The online and adaptive design employed in Experiment 2 represents a methodological approach inspired by real-time neuroimaging studies (Stoeckel et al., 2014; Sulzer et al., 2013). This approach could have broad applications for many other cognitive domains in which performance can be predicted in advance from neural or behavioral measures, including attentional capture (Leber, 2010), visual detection (Salari, Büchel, & Rose, 2012), cognitive flexibility (Leber, Turk-Browne, & Chun, 2008), memory-based decision making (Duncan, Sadanand, & Davachi, 2012), and memory recollection (Otten, Quayle, Akram, Ditewig, & Rugg, 2006). Once predictive measures have been identified in a correlative manner, they can then be monitored in real time to trigger the onset of trials and control performance experimentally. Although this has been done with fMRI (Yoo et al., 2012) and EEG (Salari & Rose, 2016), we have shown that behavioral studies also stand to gain. For example, when re-examining the data from Experiment 1, relatively few trials (25%) exceeded our bounds for fast and slow RTs from Experiment 2 (beyond ±1 SD). This is precisely the benefit of real-time adaptive designs, as we were able to ensure in Experiment 2 that all infrequent trials occurred at moments of clearly good and bad attentional states. Triggering designs can thereby support strengthened causal inference by leading to a cleaner separation of cognitive states of interest. By comparing different real-time measures of sustained attention, such as accuracy, mean preceding RT, and RT variability (Esterman et al., 2013, 2014; Rosenberg et al., 2013), it may be possible in future studies to explain different facets of memory performance and assess these ways of operationalizing attention. This may require adapting these attentional measures for real-time use: For example, RT variability is often calculated over a large time window, extending both before and after the trial of interest, but would need to be fully indexed in advance such that trials could be triggered in a leading-edge manner.
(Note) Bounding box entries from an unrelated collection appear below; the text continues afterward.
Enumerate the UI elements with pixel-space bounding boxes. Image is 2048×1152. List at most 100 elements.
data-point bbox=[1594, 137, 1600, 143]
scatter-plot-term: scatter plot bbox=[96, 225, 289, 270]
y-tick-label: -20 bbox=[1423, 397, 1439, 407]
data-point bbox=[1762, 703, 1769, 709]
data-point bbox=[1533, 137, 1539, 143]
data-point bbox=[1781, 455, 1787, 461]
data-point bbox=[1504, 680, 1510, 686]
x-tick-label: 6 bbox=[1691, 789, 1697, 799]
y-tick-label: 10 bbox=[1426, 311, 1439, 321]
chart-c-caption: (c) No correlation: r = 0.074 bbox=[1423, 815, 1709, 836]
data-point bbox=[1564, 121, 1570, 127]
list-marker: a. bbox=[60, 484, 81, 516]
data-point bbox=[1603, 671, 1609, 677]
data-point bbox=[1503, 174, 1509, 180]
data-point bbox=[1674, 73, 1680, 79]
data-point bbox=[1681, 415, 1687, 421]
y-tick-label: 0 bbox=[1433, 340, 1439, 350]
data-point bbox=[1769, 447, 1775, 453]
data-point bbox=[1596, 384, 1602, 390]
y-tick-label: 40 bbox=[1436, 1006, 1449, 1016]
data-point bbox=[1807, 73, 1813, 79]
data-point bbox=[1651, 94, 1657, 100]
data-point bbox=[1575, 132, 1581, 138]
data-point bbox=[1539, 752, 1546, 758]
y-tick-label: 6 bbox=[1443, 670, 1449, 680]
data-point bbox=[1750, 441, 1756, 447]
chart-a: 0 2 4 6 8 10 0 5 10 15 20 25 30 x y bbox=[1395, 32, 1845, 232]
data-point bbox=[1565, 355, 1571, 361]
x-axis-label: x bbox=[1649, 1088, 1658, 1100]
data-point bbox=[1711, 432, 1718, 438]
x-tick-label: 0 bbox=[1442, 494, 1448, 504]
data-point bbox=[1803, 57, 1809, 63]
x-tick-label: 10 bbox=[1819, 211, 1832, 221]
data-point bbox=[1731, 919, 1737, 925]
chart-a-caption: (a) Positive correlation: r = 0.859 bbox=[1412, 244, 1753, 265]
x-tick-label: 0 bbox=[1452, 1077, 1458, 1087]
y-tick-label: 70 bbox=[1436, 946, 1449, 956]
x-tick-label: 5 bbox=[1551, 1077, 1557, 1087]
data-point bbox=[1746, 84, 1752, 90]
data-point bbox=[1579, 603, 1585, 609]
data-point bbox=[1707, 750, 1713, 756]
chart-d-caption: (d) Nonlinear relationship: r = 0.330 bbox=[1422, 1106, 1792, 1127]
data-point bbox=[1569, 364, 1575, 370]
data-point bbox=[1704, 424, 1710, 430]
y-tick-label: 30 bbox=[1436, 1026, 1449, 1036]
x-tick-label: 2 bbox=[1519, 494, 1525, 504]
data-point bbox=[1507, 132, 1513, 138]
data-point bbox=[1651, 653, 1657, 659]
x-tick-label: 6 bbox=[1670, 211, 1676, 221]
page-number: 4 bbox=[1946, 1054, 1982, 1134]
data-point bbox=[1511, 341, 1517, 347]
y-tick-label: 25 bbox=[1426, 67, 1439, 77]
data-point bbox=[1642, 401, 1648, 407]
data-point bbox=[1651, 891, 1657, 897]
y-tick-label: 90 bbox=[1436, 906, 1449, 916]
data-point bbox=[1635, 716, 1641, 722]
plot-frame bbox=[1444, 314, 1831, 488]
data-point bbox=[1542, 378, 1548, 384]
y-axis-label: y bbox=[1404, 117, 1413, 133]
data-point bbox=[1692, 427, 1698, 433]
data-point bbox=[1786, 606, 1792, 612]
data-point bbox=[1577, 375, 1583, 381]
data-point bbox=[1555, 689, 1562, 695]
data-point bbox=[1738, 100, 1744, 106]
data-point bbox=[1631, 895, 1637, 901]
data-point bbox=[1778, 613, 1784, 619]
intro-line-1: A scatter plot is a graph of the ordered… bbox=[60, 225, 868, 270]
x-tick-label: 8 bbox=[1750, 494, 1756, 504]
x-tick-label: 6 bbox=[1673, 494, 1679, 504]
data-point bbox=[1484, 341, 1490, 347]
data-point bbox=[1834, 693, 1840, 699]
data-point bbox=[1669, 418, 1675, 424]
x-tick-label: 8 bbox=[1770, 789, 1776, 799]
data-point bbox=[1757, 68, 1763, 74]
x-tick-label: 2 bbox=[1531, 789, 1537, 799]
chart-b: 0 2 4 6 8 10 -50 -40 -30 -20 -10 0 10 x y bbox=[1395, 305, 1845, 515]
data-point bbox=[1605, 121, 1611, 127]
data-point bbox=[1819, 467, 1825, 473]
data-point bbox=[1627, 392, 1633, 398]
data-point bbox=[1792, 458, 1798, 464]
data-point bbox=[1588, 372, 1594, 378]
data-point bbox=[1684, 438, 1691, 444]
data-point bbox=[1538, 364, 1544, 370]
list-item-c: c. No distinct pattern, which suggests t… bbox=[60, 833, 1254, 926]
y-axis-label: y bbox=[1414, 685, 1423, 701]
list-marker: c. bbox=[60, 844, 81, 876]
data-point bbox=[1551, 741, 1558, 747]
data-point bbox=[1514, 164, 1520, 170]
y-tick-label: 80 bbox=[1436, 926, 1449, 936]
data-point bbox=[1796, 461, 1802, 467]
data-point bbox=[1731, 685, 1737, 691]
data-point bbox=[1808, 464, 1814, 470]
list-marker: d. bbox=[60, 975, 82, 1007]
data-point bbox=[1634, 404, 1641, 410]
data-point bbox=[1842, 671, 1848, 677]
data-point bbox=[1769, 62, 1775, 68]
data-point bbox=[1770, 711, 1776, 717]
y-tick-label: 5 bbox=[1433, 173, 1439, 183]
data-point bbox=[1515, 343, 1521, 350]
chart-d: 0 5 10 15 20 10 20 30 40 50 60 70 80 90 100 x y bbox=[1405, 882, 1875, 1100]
Beyond the predictive RT relationship for infrequent item memory, we additionally found better overall memory for infrequent items, where participants had to deviate from a prepotent response, compared to frequent items, where participants did not. This may seem discrepant with some prior studies (Chiu & Egner, 2015a, 2015b), which found worse memory for items where participants had to inhibit their response. However, other results have demonstrated memory improvements for trials that require deviating from the default response (Makovski et al., 2013). In contrast to these studies, we used a frequency-based manipulation, such that trials that required inhibition of a prepotent response and execution of a different response were exceedingly rare (10%). The greater distinctiveness of these infrequent items in our study likely accounts for why they were better remembered.

In conclusion, our study demonstrates that attentional state can be monitored behaviorally using RT and that such states can have profound consequences for memory. By tracking attention in real time, it may be possible to avoid bad attentional states during learning and to reduce the likelihood of forgetting.